Les prix des denrées alimentaires ont été multipliés par plus de cinq depuis 2019, ce qui signifie que certaines familles doivent sauter des repas ou se rabattre sur des aliments moins chers et moins nutritifs. La dévaluation de la monnaie locale a également rendu l'accès aux soins de santé presque impossible, tandis que les médicaments sont devenus difficiles à trouver. On estime que plus d'un tiers des réfugiés qui ont eu besoin d'un traitement médical au cours de l'année n'ont pas pu se le permettre. Le HCR s'efforce de remédier à cette situation par le biais d'initiatives telles que la réhabilitation de centres de soins de santé et la fourniture d'équipements médicaux essentiels aux hôpitaux, afin de permettre aux réfugiés et aux Libanais d'accéder aux soins de santé primaires et secondaires.

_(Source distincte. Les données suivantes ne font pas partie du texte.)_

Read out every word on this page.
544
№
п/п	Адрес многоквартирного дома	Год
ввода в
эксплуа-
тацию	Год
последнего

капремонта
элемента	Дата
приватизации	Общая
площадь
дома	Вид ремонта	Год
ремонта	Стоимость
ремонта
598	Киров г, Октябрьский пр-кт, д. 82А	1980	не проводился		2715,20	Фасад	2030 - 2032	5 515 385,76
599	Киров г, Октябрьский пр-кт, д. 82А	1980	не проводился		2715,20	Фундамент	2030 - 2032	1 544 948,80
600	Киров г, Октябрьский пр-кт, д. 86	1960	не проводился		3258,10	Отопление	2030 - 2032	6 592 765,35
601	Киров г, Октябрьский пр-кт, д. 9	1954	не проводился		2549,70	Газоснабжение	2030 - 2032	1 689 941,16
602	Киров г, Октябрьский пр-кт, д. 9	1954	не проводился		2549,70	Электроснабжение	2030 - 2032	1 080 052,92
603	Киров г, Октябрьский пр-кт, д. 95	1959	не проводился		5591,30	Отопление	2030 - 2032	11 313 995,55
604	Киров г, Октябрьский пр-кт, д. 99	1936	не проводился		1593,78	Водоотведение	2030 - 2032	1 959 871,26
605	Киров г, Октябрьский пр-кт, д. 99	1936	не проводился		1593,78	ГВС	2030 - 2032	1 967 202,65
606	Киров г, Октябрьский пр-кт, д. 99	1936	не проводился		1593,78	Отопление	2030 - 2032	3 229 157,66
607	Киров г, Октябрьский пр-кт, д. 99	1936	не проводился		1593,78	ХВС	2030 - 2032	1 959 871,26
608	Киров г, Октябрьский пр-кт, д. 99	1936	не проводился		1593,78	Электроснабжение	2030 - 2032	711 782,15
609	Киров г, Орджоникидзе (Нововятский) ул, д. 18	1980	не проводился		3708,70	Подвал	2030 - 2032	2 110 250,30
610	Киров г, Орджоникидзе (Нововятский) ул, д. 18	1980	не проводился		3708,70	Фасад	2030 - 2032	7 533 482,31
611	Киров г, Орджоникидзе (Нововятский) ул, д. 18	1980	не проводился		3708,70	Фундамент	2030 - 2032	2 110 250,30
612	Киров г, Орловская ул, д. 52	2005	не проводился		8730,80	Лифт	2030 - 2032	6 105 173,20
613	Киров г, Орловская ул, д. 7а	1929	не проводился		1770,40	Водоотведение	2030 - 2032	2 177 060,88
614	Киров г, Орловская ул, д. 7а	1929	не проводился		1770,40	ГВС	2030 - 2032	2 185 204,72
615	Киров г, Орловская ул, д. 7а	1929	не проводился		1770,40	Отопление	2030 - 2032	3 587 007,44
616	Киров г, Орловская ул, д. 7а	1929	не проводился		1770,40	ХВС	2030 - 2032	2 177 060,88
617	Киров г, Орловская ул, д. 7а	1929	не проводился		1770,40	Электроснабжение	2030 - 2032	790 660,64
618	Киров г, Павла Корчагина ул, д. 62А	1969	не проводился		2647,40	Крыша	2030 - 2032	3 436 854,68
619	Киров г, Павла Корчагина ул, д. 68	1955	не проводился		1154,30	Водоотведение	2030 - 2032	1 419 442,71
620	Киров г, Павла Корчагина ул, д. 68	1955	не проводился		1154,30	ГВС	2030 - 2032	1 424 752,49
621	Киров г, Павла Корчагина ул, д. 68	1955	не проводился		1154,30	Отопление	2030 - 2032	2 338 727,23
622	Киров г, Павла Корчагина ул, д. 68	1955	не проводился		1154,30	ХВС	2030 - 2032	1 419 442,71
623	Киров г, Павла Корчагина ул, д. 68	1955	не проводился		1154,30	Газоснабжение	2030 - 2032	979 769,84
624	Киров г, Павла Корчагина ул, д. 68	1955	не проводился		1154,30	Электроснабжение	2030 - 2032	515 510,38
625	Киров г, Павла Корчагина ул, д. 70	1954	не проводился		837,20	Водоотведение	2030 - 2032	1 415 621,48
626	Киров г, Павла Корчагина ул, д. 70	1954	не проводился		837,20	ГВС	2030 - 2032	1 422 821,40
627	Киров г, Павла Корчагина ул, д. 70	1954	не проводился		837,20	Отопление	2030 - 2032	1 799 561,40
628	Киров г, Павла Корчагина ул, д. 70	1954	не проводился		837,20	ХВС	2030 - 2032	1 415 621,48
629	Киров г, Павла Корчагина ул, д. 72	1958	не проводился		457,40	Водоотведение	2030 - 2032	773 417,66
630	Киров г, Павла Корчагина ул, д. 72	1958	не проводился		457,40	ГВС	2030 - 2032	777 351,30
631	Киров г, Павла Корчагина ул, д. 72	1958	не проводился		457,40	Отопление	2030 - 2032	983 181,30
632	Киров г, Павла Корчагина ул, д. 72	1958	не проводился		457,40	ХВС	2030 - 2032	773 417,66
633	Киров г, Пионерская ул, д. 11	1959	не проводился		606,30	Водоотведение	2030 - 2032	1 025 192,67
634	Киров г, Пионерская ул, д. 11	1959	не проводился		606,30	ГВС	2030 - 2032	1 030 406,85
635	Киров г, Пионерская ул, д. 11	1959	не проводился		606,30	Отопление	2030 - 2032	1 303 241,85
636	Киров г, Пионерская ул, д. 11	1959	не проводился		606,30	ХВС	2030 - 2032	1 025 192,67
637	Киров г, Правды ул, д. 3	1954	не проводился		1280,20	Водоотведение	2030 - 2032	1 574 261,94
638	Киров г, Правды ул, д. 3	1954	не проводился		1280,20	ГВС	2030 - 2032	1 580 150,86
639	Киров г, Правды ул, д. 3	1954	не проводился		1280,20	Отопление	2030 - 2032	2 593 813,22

« Je suis inquiet du fait de nos conditions de vie. La situation au Liban ne fait qu'empirer », déclare Safiyah. « Notre situation est tragique. »
Pourtant, dans ce difficile contexte marqué par le déplacement forcé, la crise économique et le handicap, l'enthousiasme et l'espoir de Sarah sont le moteur de toute la famille. « Sarah me dit : Nous devons être patients car Dieu a pris une partie de moi et une partie de toi. Tu as perdu ton œil, et j'ai perdu mon bras. Mais Dieu va tout arranger à nouveau », raconte Safiyah. Sarah rêve d'un « bras en or » qui lui permettra de vivre comme ses amis qui n'ont pas de handicap.
« J'aimerais avoir un jour un bras normal, un bras qui peut bouger pour que je puisse être comme tous mes amis, pour que je puisse être heureuse, et grimper partout », dit Sarah. Elle aspire à pouvoir « prendre une douche toute seule, et se coiffer elle-même » et, ajoute-t-elle en plaisantant, « frapper mes frères ».
Le HCR s'est associé à l'ONG libanaise Bionic Family pour fournir à Sarah une prothèse fabriquée à partir de matériaux recyclés. Même si elle n'est pas dorée, elle l'aide dans ses tâches quotidiennes et lui procure un certain réconfort.
Lorsqu'elle l'a reçue pour la première fois, Sarah était enthousiaste. J'ai dit à mes amis : « Regardez mon nouveau bras », raconte-t-elle. Mais comme sa prothèse actuelle est assez basique, avec la main qui reste en position fixe, elle admet « qu'il y a des moments où j'aimerais qu'elle bouge comme une vraie ».
Elle continue à rêver qu'un jour, son vœu se réalisera.